We reach his room — bare walls, a half-assembled dresser in the corner, and the bed that looks like the only thing he’s finished here. He pulls me in, shutting the door with a soft thud, and then he’s crowding me back against it, his body heat sinking into mine.
The kiss deepens again, but this time it’s slower, like he’s savoring. His hands are everywhere — sliding under my shirt, mapping the skin of my waist, my ribs, my back. My own fingers find the hem of his sweatshirt, tugging it upward until he peels it over his head.
God. The way he looks at me, like I’m the only thing that matters in this room, in this town, maybe in his whole life — it makes my knees weak.

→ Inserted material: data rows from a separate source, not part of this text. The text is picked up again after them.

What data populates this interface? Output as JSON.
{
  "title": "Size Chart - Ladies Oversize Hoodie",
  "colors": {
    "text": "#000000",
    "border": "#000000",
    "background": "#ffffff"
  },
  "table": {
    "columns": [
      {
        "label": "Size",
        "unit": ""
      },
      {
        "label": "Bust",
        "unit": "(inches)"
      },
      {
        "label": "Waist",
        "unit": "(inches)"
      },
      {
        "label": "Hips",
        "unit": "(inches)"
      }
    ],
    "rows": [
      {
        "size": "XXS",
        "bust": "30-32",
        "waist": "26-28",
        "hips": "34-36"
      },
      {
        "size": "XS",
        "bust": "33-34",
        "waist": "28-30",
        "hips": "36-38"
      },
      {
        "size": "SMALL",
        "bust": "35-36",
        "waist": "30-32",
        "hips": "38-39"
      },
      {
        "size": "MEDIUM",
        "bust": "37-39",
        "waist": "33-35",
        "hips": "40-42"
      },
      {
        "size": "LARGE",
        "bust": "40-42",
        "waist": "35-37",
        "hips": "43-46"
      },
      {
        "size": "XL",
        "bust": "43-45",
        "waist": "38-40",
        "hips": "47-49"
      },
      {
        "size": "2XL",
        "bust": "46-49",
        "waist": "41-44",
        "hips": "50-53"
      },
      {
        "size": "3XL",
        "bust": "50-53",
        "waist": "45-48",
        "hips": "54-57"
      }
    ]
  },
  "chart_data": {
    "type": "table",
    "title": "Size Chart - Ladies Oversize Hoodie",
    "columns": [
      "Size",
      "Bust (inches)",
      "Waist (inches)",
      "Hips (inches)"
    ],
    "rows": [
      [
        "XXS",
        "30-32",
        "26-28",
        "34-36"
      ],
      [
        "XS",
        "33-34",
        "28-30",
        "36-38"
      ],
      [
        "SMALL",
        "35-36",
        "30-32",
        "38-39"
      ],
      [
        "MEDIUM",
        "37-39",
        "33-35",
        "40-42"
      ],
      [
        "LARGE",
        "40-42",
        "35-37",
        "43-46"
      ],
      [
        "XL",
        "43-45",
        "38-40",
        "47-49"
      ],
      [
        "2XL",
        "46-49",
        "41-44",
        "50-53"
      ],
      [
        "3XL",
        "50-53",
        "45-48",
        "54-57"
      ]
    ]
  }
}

We undress each other in uneven bursts, stopping only to kiss or run our hands over newly exposed skin. When my jeans hit the floor, he steps back just enough to look at me, his chest rising and falling.
“You’re so damn beautiful,” he says, low and rough, before he’s kissing me again, walking me backward until the backs of my legs hit the bed.
I sink down onto it, and he follows, bracing himself above me. His hands slide up my thighs, his touch reverent but hungry, and when I reach for him, pulling him down to me, it’s not just about the physical need — it’s the years we’ve both been waiting for this.
There’s no rush. No pretending. Just us, finally giving in.
Every kiss, every stroke of his hands feels like a confession. And every sound he pulls from me is an answer — yes, I want this. Yes, I wantyou.
By the time he’s inside me, we’re both breathing hard, foreheads pressed together, eyes locked.
“This,” he murmurs, thrusting slow, deliberate, “isn’t fake.”
And I believe him.
His pace deepens, steady and consuming, and I cling to his shoulders, nails pressing into his skin. His mouth is hot at my ear, breath ragged.
“I hated it,” he growls, every word a rough thrust inside me. “Seeing you with him. Knowing you were in his bed instead of mine.”
A shiver ripples through me, sharp and sweet.
“I heard about the first time you fucked him,” Damien says, voice dark, possessive. “And I was fuming. Couldn’t stand thinking about his hands on you. About him making you feel good. About him… pulling that wild side out of you when it should’ve been me.”
My breath catches, the confession hitting me like another kind of touch. “Damien…”
His mouth drags down my neck, teeth grazing my skin. “You’ve been his good girl long enough.” His hips grind into me, the rhythm deliberate, almost punishing. “Don’t you want to know what it feels like to be bad?”
“Yes,” I gasp, the word torn from me without thought.